What does Pops Diabetes Care Do?
The Pops® one System is a virtual diabetes management platform. The system combines the power of the user’s phone with an app and an integrated glucose monitor. People who use the system can manage their condition through their phone using a simple experience, leading to improved outcomes.
You’re making a true connected device that bridges digital health and medical device. Has this lead to any issues either with investors or regulators?
As you imply in your question, people often like to think of digital health as standalone software and medical devices a standalone devices. As virtual care matures beyond telehealth to the point of technology that enables people to own their condition’s management, the industry will see more and more solutions that connect devices with intelligent software. We have run into minor issues where investors or competitions prefer to box-in solutions to “medical device” or “software,” but this is usually resolved with some discussion. Additionally, it is always a decision, following regulatory guidance, regarding what part of the system falls into regulatory review. Having software and connectivity as part of the combined system certainly brings additional development and security work into the process and final regulatory review.

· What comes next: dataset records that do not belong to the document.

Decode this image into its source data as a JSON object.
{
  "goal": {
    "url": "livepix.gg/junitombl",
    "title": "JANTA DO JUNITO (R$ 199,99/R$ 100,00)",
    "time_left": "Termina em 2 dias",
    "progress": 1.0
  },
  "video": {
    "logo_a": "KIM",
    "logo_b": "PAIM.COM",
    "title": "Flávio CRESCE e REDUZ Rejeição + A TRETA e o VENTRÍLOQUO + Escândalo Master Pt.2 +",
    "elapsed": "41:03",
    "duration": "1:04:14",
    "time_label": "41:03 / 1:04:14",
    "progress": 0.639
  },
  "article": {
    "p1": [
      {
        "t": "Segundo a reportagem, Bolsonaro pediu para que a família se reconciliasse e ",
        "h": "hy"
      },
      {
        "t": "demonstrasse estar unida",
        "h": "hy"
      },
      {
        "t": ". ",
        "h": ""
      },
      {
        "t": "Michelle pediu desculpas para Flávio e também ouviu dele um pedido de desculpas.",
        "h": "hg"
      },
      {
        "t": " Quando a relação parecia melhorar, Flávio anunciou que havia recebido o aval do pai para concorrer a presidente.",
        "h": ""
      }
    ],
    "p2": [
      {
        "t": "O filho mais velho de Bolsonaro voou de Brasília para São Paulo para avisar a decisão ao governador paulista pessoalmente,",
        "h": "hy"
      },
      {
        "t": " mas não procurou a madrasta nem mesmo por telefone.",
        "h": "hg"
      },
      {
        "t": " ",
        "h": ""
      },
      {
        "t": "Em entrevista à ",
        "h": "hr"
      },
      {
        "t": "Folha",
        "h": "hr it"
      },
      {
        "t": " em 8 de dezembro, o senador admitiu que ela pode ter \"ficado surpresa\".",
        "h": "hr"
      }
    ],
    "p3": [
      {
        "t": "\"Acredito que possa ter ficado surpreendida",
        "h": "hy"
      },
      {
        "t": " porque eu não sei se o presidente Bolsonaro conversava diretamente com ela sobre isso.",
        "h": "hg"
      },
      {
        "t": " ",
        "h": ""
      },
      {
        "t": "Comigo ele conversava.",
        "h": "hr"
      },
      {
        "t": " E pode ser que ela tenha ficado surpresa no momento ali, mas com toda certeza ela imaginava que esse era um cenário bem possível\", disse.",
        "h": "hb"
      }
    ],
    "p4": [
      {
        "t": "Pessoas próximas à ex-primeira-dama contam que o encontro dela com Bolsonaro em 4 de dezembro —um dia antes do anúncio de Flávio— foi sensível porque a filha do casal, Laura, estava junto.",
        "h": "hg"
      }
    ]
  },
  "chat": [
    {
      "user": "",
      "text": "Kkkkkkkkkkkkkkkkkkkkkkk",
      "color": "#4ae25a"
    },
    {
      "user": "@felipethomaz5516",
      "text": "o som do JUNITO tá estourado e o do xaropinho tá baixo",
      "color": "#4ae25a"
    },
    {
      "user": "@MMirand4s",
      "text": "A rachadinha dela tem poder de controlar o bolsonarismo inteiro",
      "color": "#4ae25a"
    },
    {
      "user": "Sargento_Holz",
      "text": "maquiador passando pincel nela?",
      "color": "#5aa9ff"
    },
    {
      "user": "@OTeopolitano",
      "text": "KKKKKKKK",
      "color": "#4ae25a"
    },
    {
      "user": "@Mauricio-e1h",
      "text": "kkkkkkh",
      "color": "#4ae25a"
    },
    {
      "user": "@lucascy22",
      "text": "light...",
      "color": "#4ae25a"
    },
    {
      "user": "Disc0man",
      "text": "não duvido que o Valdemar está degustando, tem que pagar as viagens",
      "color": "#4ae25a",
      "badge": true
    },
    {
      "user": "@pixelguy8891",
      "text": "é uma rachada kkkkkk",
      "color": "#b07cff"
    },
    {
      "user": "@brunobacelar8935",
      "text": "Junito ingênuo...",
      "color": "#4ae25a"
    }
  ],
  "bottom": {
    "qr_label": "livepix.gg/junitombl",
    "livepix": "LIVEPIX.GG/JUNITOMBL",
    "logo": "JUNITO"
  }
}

Now that the Pops System has been commercially launched, what’s the next milestone you’re looking for?
It is important for us, as a company that is mission driven, to deliver the user experience that people love and help those same people achieve better health outcomes. Pops will be focusing on achieving these milestones, which will then drive our key business milestones of client, user, and revenue growth.
Pops is committed to reducing healthcare associated waste — what does that look like and how does that tie into your company’s mission?
The majority of healthcare dollars spent on diabetes is spent on complications from poor diabetes management. Our mission is to reinvent how people manage their health. With all of the money we spend on healthcare, we are still wasting too much on addressing the complications that come from poor healthcare. At the same time, spending is decreasing on a key prevention measure: primary healthcare. We need to introduce more virtual care into our healthcare industry to help people take early and appropriate measures to prevent future healthcare spending and waste for health complications.
You go to great lengths to talk about people not diabetics. Why?
Healthcare will be better when we can get rid of the labels. Why do we insist on calling people “patients” or “diabetics?” When I walk into a clinic, I am Lonny, not “Lonny the diabetic.”
Yes, I have diabetes and need to manage my condition, but it does not define who I am. I am a person first and foremost.
This becomes exponentially more important as the consumerization of healthcare is taking root in our culture. People who need healthcare do not want to be labeled a patient—they want to consume healthcare and will demand the same type of consumer experience that they demand whether they are online shopping or going to a restaurant. Anyone in healthcare that holds onto traditional beliefs that we “treat patients” risks falling behind.
You came from a company that sold devices to doctors and hospitals. Now you are targeting employers and employees. Why? What is different?
There is absolutely a place for how current drugs and devices are sold and whom they are sold to. However, Pops achieves our goal when we combine a simple consumer experience with virtual care to allow people, who need to manage a condition, the power to manage their condition on their terms. This type of thinking and service does not fit the traditional healthcare payment system well. As healthcare consumerism, technology, and treatments evolve, we should also expect the way healthcare is paid for to evolve. Employees desire cutting-edge benefits and employers desire reduced healthcare spending, so Pops going directly to these stakeholders with novel healthcare is a great business fit.